For something truly unique, try a bottle of pinotage. It is a hybrid cross of pinot noir and cinsault created in South Africa, and can be a wonderful representation of place — earthy, smoky and jammy. Spice route pinotage is a generous style of this varietal. Dry farmed (without irrigation) in an arid and tough terrain from old vines, it produces a wine with briar fruit and dusty, peppery notes.

Each Cape growing region, or ward, is vastly different, one to the other. Drastic changes in elevation and topography make the wines and their characteristics as diverse as the regions themselves. One of the largest and best-known growing regions is Stellenbosch. The wines of this “district” are marked by the wide diversity of styles, driven by the different of types of soil, ranging from sandstone to granite. Two of my favorite producers for quality and value in the region are Neil Ellis and Man Vintners. Neil Ellis Stellenbosch Cabernet and Man Coastal Chenin Blanc are two great examples of amazing wines, showing distinct characteristics true to Stellenbosch while balancing a world-class line of quality between old and new world.

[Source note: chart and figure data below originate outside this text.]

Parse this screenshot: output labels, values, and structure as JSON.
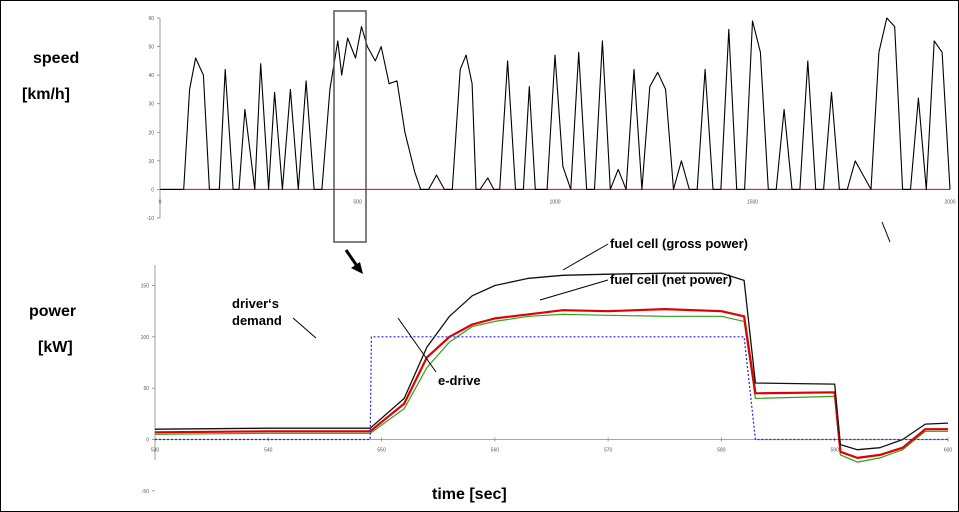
{
  "labels": {
    "speed_line1": "speed",
    "speed_line2": "[km/h]",
    "power_line1": "power",
    "power_line2": "[kW]",
    "driver_line1": "driver‘s",
    "driver_line2": "demand",
    "gross": "fuel cell (gross power)",
    "net": "fuel cell (net power)",
    "edrive": "e-drive",
    "xaxis": "time [sec]"
  },
  "colors": {
    "speed": "#000000",
    "speed_negative": "#e00000",
    "gross": "#111111",
    "net": "#e00000",
    "edrive": "#2fa01c",
    "edrive_highlight": "#d8e800",
    "demand": "#2222ee",
    "zero_line": "#e00000"
  },
  "chart_data": [
    {
      "type": "line",
      "id": "speed",
      "ylabel": "speed [km/h]",
      "ylim": [
        -10,
        60
      ],
      "yticks": [
        "60",
        "50",
        "40",
        "30",
        "20",
        "10",
        "0",
        "-10"
      ],
      "xlim": [
        0,
        2000
      ],
      "xticks": [
        "0",
        "500",
        "1000",
        "1500",
        "2000"
      ],
      "series": [
        {
          "x": [
            0,
            30,
            45,
            60,
            75,
            90,
            110,
            125,
            150,
            165,
            185,
            200,
            215,
            240,
            255,
            275,
            290,
            310,
            330,
            350,
            370,
            390,
            410,
            430,
            450,
            460,
            475,
            495,
            510,
            525,
            545,
            560,
            580,
            600,
            620,
            645,
            660,
            680,
            700,
            720,
            740,
            760,
            775,
            790,
            800,
            810,
            830,
            845,
            860,
            880,
            900,
            920,
            935,
            950,
            980,
            1000,
            1020,
            1040,
            1060,
            1080,
            1100,
            1120,
            1140,
            1160,
            1180,
            1200,
            1220,
            1240,
            1260,
            1280,
            1300,
            1320,
            1340,
            1360,
            1380,
            1400,
            1420,
            1440,
            1460,
            1480,
            1500,
            1520,
            1540,
            1560,
            1580,
            1600,
            1620,
            1640,
            1660,
            1680,
            1700,
            1720,
            1740,
            1760,
            1780,
            1800,
            1820,
            1840,
            1860,
            1880,
            1900,
            1920,
            1940,
            1960,
            1980,
            2000
          ],
          "y": [
            0,
            0,
            0,
            0,
            35,
            46,
            40,
            0,
            0,
            42,
            0,
            0,
            28,
            0,
            44,
            0,
            34,
            0,
            35,
            0,
            38,
            0,
            0,
            35,
            52,
            40,
            53,
            46,
            57,
            50,
            45,
            50,
            37,
            38,
            20,
            6,
            0,
            0,
            5,
            0,
            0,
            42,
            47,
            37,
            0,
            0,
            4,
            0,
            0,
            45,
            0,
            0,
            36,
            0,
            0,
            47,
            8,
            0,
            48,
            0,
            0,
            52,
            0,
            7,
            0,
            42,
            0,
            36,
            41,
            35,
            0,
            10,
            0,
            0,
            42,
            0,
            0,
            56,
            0,
            0,
            59,
            48,
            0,
            0,
            28,
            0,
            0,
            45,
            0,
            0,
            34,
            0,
            0,
            10,
            5,
            0,
            48,
            60,
            57,
            0,
            0,
            32,
            0,
            52,
            48,
            0
          ]
        }
      ]
    },
    {
      "type": "line",
      "id": "power",
      "ylabel": "power [kW]",
      "xlabel": "time [sec]",
      "ylim": [
        -20,
        170
      ],
      "yticks": [
        "150",
        "100",
        "50",
        "0",
        "-50"
      ],
      "xlim": [
        530,
        600
      ],
      "xticks": [
        "530",
        "540",
        "550",
        "560",
        "570",
        "580",
        "590",
        "600"
      ],
      "series": [
        {
          "name": "fuel cell (gross power)",
          "x": [
            530,
            540,
            549,
            552,
            554,
            556,
            558,
            560,
            563,
            566,
            570,
            575,
            580,
            582,
            583,
            590,
            590.5,
            592,
            594,
            596,
            598,
            600
          ],
          "y": [
            10,
            11,
            11,
            40,
            90,
            120,
            140,
            150,
            157,
            160,
            161,
            162,
            162,
            155,
            55,
            54,
            -5,
            -10,
            -8,
            0,
            15,
            16
          ]
        },
        {
          "name": "fuel cell (net power)",
          "x": [
            530,
            540,
            549,
            552,
            554,
            556,
            558,
            560,
            563,
            566,
            570,
            575,
            580,
            582,
            583,
            590,
            590.5,
            592,
            594,
            596,
            598,
            600
          ],
          "y": [
            7,
            8,
            8,
            35,
            80,
            100,
            112,
            118,
            122,
            126,
            125,
            127,
            125,
            120,
            45,
            46,
            -12,
            -18,
            -15,
            -8,
            10,
            10
          ]
        },
        {
          "name": "e-drive",
          "x": [
            530,
            540,
            549,
            552,
            554,
            556,
            558,
            560,
            563,
            566,
            570,
            575,
            580,
            582,
            583,
            590,
            590.5,
            592,
            594,
            596,
            598,
            600
          ],
          "y": [
            5,
            6,
            6,
            30,
            70,
            95,
            110,
            115,
            120,
            122,
            121,
            120,
            120,
            115,
            40,
            42,
            -15,
            -22,
            -18,
            -10,
            8,
            8
          ]
        },
        {
          "name": "driver‘s demand",
          "x": [
            530,
            549,
            549.1,
            582,
            583,
            590,
            590.5,
            600
          ],
          "y": [
            0,
            0,
            100,
            100,
            0,
            0,
            0,
            0
          ]
        }
      ]
    }
  ]
}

Another one of my favorite growing areas is Walker Bay, located in the Cape Overbay Region. Running along the “whale coast,” where the Southern right whale comes to mate, it’s a breathtakingly beautiful region. With a higher elevation and cooler climate than Stellenbosch, Walker Bay produces world-class chardonnay and pinot noir, especially from the area of Hemel-en-Aarde, meaning Heaven and Earth in Afrikaans. There are a few small estate producers in this highly distinctive region that are unlike any others in the Cape or the world. Cool Atlantic breezes and a fog that lingers over the vineyards keep the heat away, and the moisture around the vines helps produce the beautiful grapes that become such remarkable wines like those of Hamilton Russell Vineyards.

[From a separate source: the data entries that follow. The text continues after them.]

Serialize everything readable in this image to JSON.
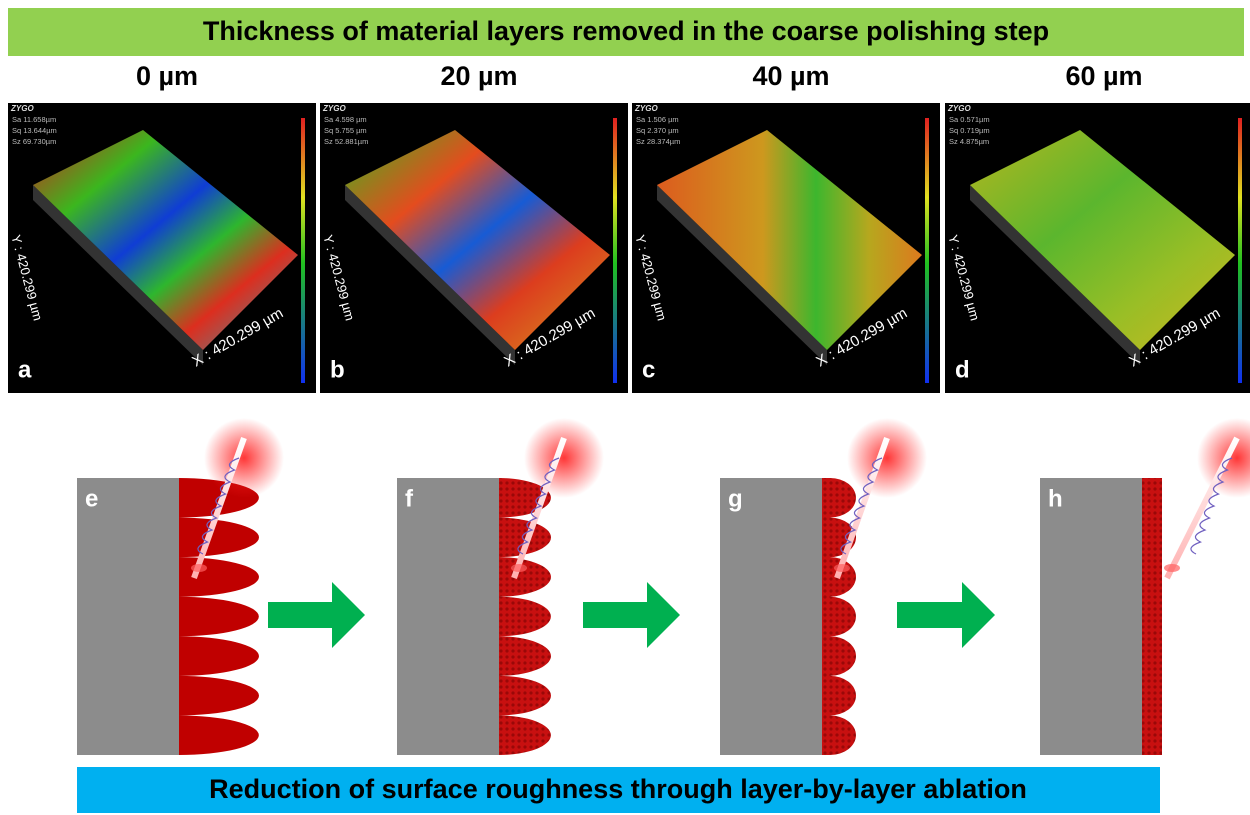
{
  "header": {
    "title": "Thickness of material layers removed in the coarse polishing step"
  },
  "panels": [
    {
      "column": "0 µm",
      "label": "a",
      "logo": "ZYGO",
      "stats": [
        "Sa 11.658µm",
        "Sq 13.644µm",
        "Sz 69.730µm"
      ],
      "x_axis": "X : 420.299 µm",
      "y_axis": "Y : 420.299 µm"
    },
    {
      "column": "20 µm",
      "label": "b",
      "logo": "ZYGO",
      "stats": [
        "Sa 4.598  µm",
        "Sq 5.755  µm",
        "Sz 52.881µm"
      ],
      "x_axis": "X : 420.299 µm",
      "y_axis": "Y : 420.299 µm"
    },
    {
      "column": "40 µm",
      "label": "c",
      "logo": "ZYGO",
      "stats": [
        "Sa 1.506  µm",
        "Sq 2.370  µm",
        "Sz 28.374µm"
      ],
      "x_axis": "X : 420.299 µm",
      "y_axis": "Y : 420.299 µm"
    },
    {
      "column": "60 µm",
      "label": "d",
      "logo": "ZYGO",
      "stats": [
        "Sa 0.571µm",
        "Sq 0.719µm",
        "Sz 4.875µm"
      ],
      "x_axis": "X : 420.299 µm",
      "y_axis": "Y : 420.299 µm"
    }
  ],
  "diagrams": [
    {
      "label": "e"
    },
    {
      "label": "f"
    },
    {
      "label": "g"
    },
    {
      "label": "h"
    }
  ],
  "footer": {
    "title": "Reduction of surface roughness through layer-by-layer ablation"
  }
}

There are more growing regions in the Cape than I can possibly mention here. It’s home to species of flora and fauna that are not found anywhere else in the world, some of the oldest soils on the planet, and people determined to treat their land and people with respect, making it a dynamic place for growing grapes and producing wines — truly the best (blend) of Old and New World styles.

Welcome South African wines into your life and enjoy the diversity.  PS

Angela Sanchez owns Southern Whey, a cheese-centric specialty food store in Southern Pines, with her husband, Chris Abbey. She was in the wine industry for 20 years and lucky enough to travel the world drinking wine and eating cheese.